Quais as principais dificuldades em realizar um trabalho como o seu nesse livro? A maior dificuldade é, sem dúvida, a segurança. Falar de milícia é muito mais perigoso do que falar de tráfico, porque você está mexendo com gente que está dentro das instituições — gente armada, com informação privilegiada e, muitas vezes, com poder político. Há também a dificuldade de acesso a fontes, porque o medo é real. Muitos moradores, parentes de vítimas, até policiais têm receio de falar. Outra dificuldade é o silêncio institucional. Tem muito dado que simplesmente não existe ou está escondido. A Polícia Civil do Rio, por exemplo, não apenas negou todos os pedidos de entrevistas e de informação que fiz, como colocou dados que solicitei — sobre as munições da instituição que foram achadas com os milicianos — em sigilo pelos próximos cinco anos. As investigações são arquivadas, não têm transparência. E, por fim, tem o desgaste emocional. Lidar com histórias de execução, de tortura, de famílias inteiras vivendo sob terror — isso te afeta. Mas a apuração é necessária, porque, se a gente não contar essa história, ela vai continuar sendo contada pelos próprios milicianos.

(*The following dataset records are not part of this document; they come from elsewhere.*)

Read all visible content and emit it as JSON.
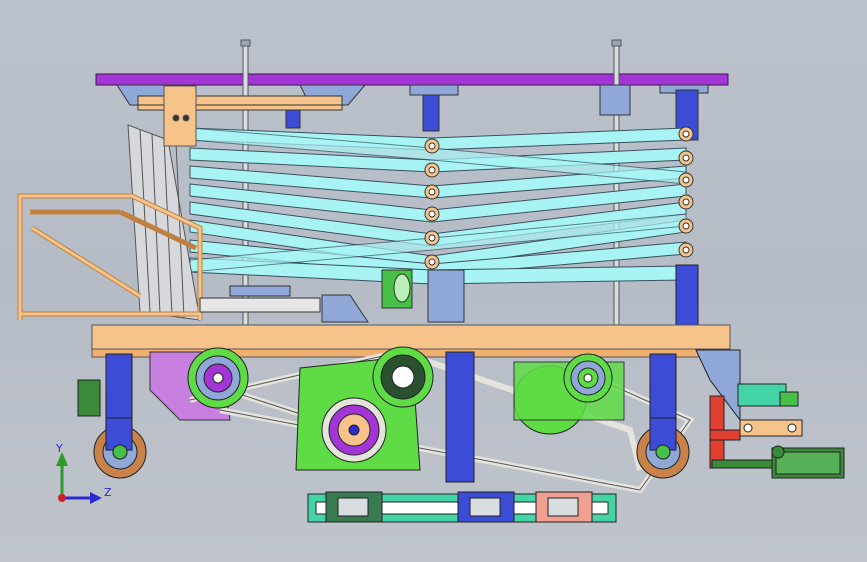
{
  "axes_triad": {
    "y_label": "Y",
    "z_label": "Z"
  },
  "colors": {
    "background": "#bcc2cc",
    "platform_top": "#a334d6",
    "frame_orange": "#f6c48a",
    "scissor_arms": "#a8f4f4",
    "column_blue": "#3c4cd6",
    "gearbox_green": "#5fdc45",
    "wheel_brown": "#c8824a",
    "belt_grey": "#e4e4dc",
    "cylinder_green": "#3a8a3a",
    "bracket_red": "#e04030",
    "rail_teal": "#45d4a8"
  }
}
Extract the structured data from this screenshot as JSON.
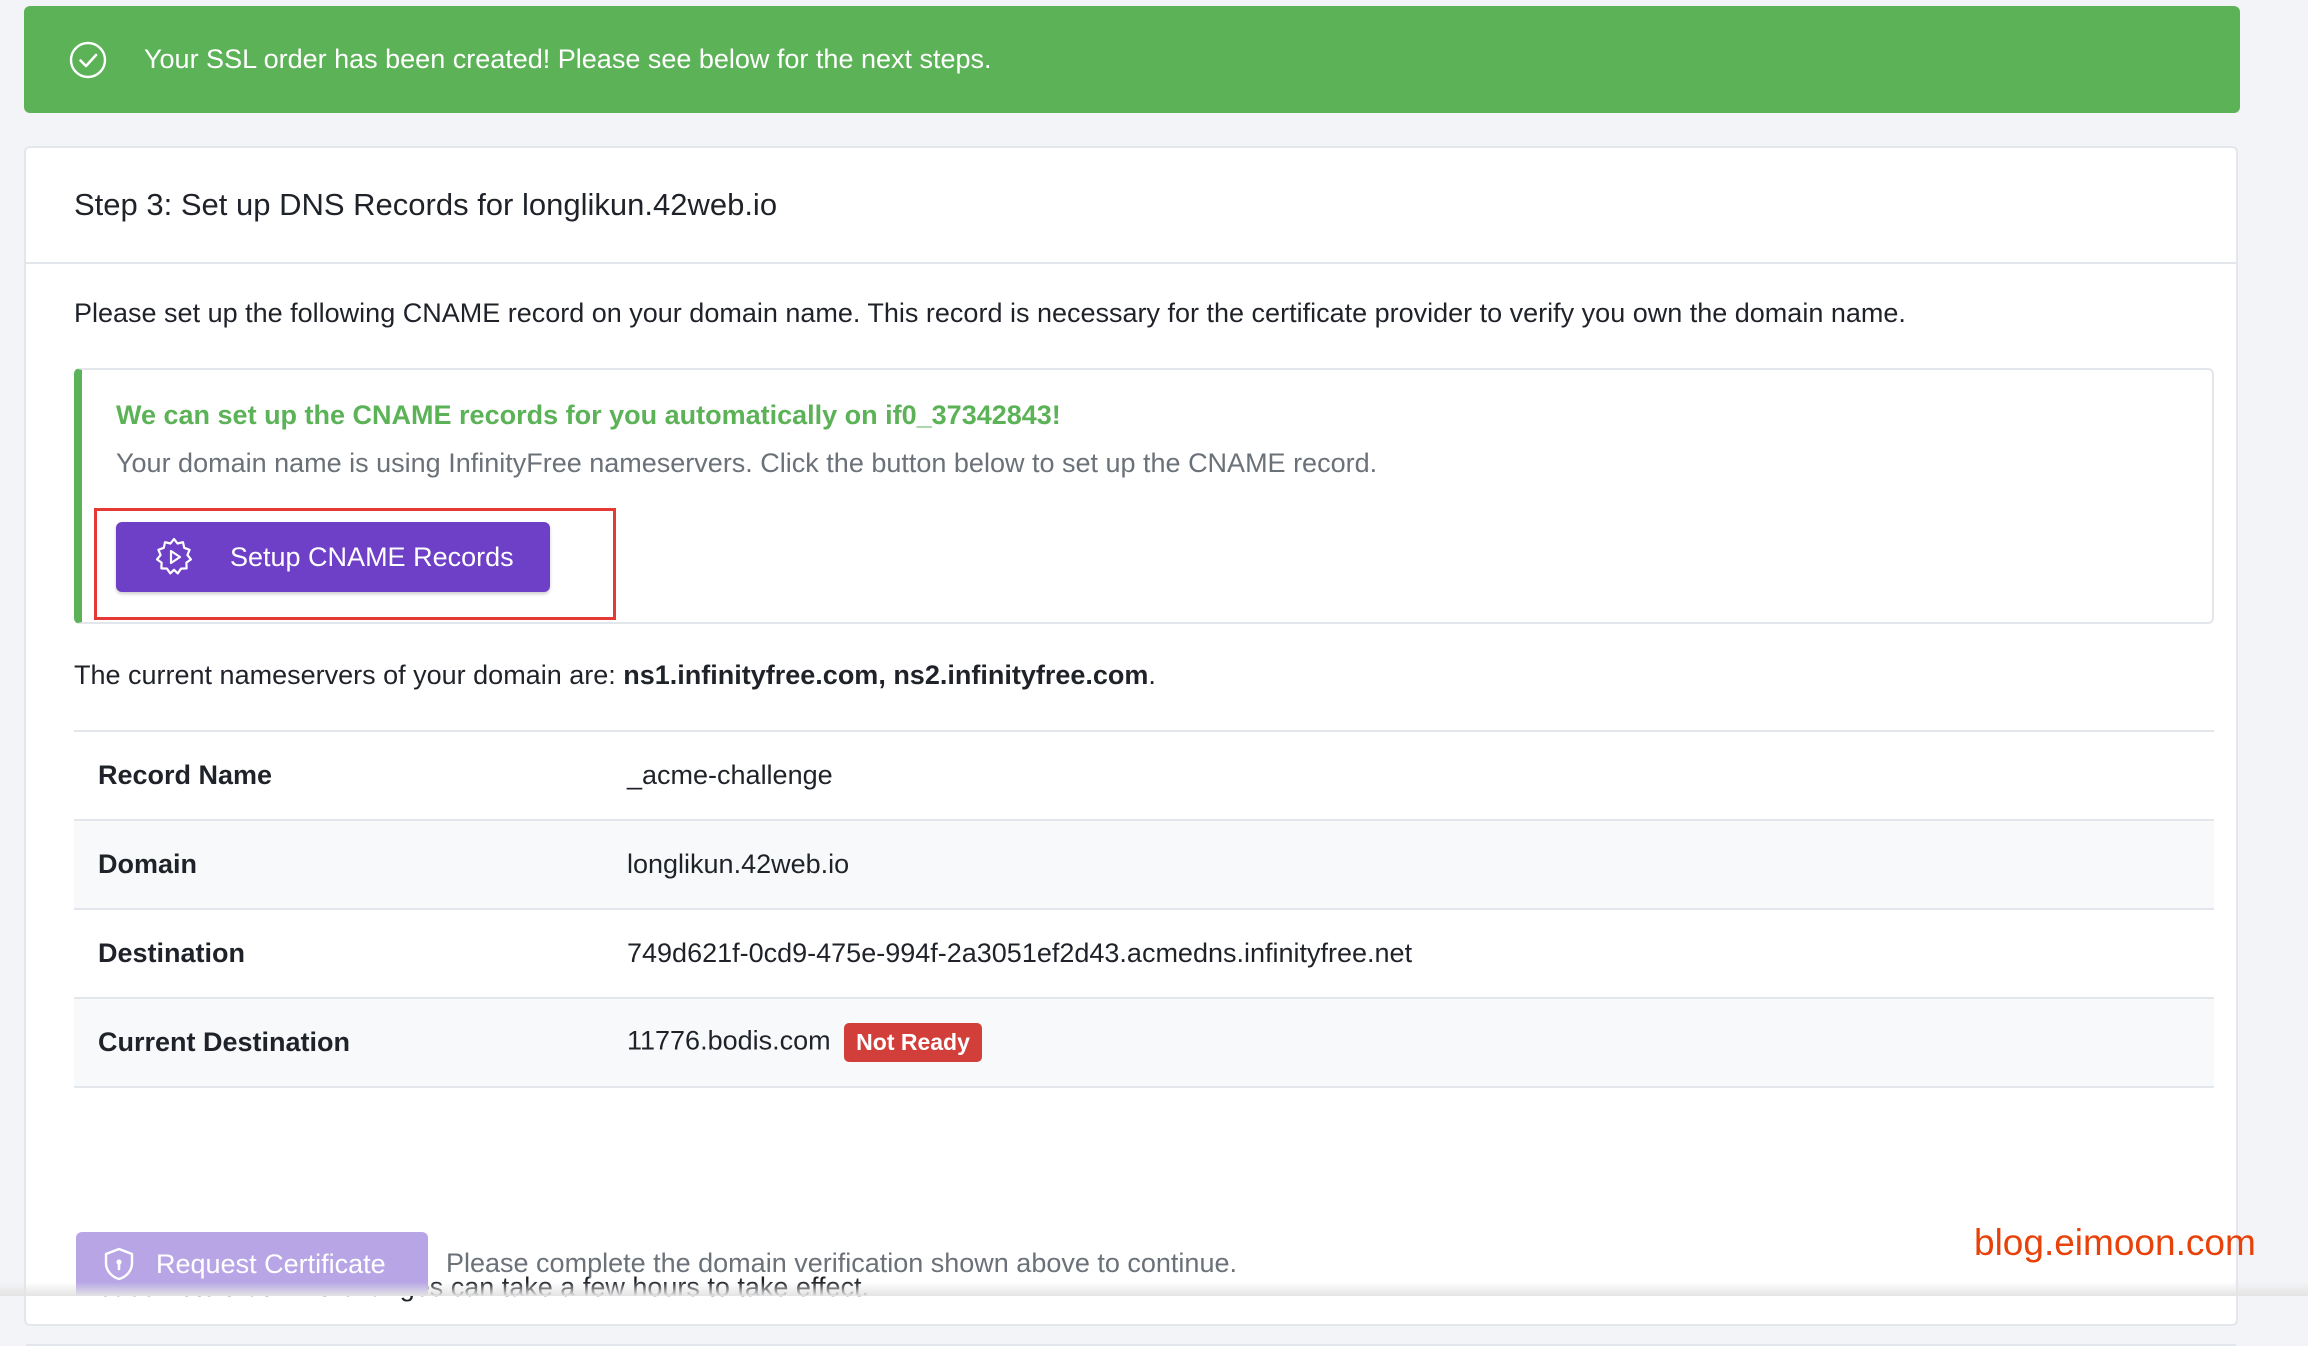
{
  "alert": {
    "message": "Your SSL order has been created! Please see below for the next steps.",
    "icon": "check-circle-icon"
  },
  "card": {
    "title": "Step 3: Set up DNS Records for longlikun.42web.io",
    "intro": "Please set up the following CNAME record on your domain name. This record is necessary for the certificate provider to verify you own the domain name."
  },
  "callout": {
    "title": "We can set up the CNAME records for you automatically on if0_37342843!",
    "description": "Your domain name is using InfinityFree nameservers. Click the button below to set up the CNAME record.",
    "button_label": "Setup CNAME Records",
    "button_icon": "gear-play-icon",
    "accent_color": "#5cb257",
    "button_color": "#6e3fc7"
  },
  "nameservers": {
    "prefix": "The current nameservers of your domain are: ",
    "value": "ns1.infinityfree.com, ns2.infinityfree.com",
    "suffix": "."
  },
  "records": [
    {
      "label": "Record Name",
      "value": "_acme-challenge"
    },
    {
      "label": "Domain",
      "value": "longlikun.42web.io"
    },
    {
      "label": "Destination",
      "value": "749d621f-0cd9-475e-994f-2a3051ef2d43.acmedns.infinityfree.net"
    },
    {
      "label": "Current Destination",
      "value": "11776.bodis.com",
      "badge": "Not Ready",
      "badge_color": "#d23f3a"
    }
  ],
  "note": "Please note that DNS changes can take a few hours to take effect.",
  "footer": {
    "request_button_label": "Request Certificate",
    "request_button_icon": "shield-icon",
    "verify_text": "Please complete the domain verification shown above to continue."
  },
  "watermark": "blog.eimoon.com"
}
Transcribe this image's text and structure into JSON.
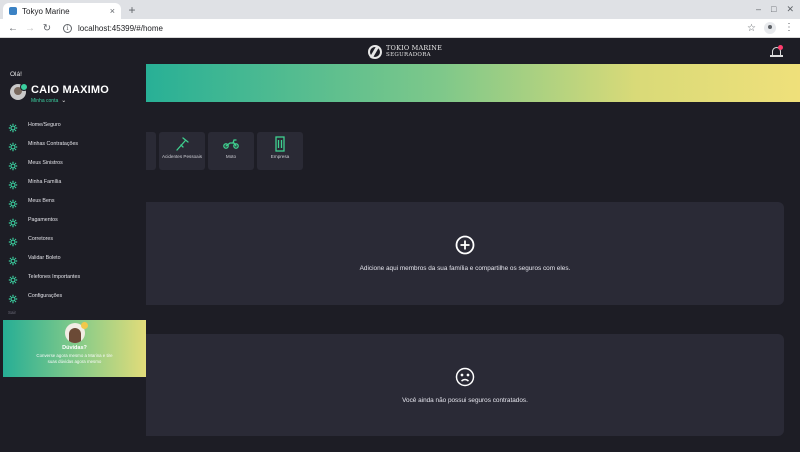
{
  "browser": {
    "tab_title": "Tokyo Marine",
    "tab_close": "×",
    "new_tab": "+",
    "window_controls": [
      "–",
      "□",
      "✕"
    ],
    "url": "localhost:45399/#/home"
  },
  "header": {
    "logo_line1": "TOKIO MARINE",
    "logo_line2": "SEGURADORA"
  },
  "sidebar": {
    "greeting": "Olá!",
    "user_name": "CAIO MAXIMO",
    "account_link": "Minha conta",
    "menu": [
      "Home/Seguro",
      "Minhas Contratações",
      "Meus Sinistros",
      "Minha Família",
      "Meus Bens",
      "Pagamentos",
      "Corretores",
      "Validar Boleto",
      "Telefones Importantes",
      "Configurações"
    ],
    "footer_label": "Sair",
    "help_card": {
      "title": "Dúvidas?",
      "text": "Converse agora mesmo a Marina e tire suas dúvidas agora mesmo"
    }
  },
  "categories": [
    {
      "label": "Acidentes Pessoais",
      "icon": "crutch-icon"
    },
    {
      "label": "Moto",
      "icon": "motorcycle-icon"
    },
    {
      "label": "Empresa",
      "icon": "building-icon"
    }
  ],
  "family_card": {
    "text": "Adicione aqui membros da sua família e compartilhe os seguros com eles."
  },
  "insurance_card": {
    "text": "Você ainda não possui seguros contratados."
  },
  "colors": {
    "accent": "#3bd0a0",
    "banner_start": "#28b096",
    "banner_end": "#efe07a",
    "background": "#1d1d25",
    "card": "#2a2a36"
  }
}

Atualmente, 10% de toda a extensão do Grande Rio está sob controle das milícias. A seu ver, de que forma podem ser combatidas? E qual o maior desafio para combatê-las? É importante frisar: milícias não são um poder paralelo. São o próprio Estado. São funcionários públicos, que estão na lista de pagamento do Estado, mas que agem — também — no crime e que usam de toda a estrutura do Estado, de serviços de secretarias a eleição para benefício próprio. E, exatamente por isso, o combate precisa começar por onde tudo começa: nas instituições. Não adianta só operação policial. Precisa cortar o dinheiro, quebrar a base política e enfrentar a conivência institucional. Isso significa rever o controle de armamentos, fiscalizar os contratos públicos onde milicianos atuam, investigar a fundo os vínculos com políticos e agentes de segurança. Também passa por inteligência financeira: seguir o rastro do dinheiro. Mas um dos maiores desafios, para mim, é a naturalização. A milícia se vende como ordem, como solução, como proteção. E muita gente compra esse discurso. Enquanto ela continuar sendo vista como “o menor dos males”, o enfrentamento vai ser superficial. É preciso encarar a milícia como o que ela é: um projeto de poder, enraizado no Estado, que precisa ser desmontado com política pública, transparência e coragem institucional.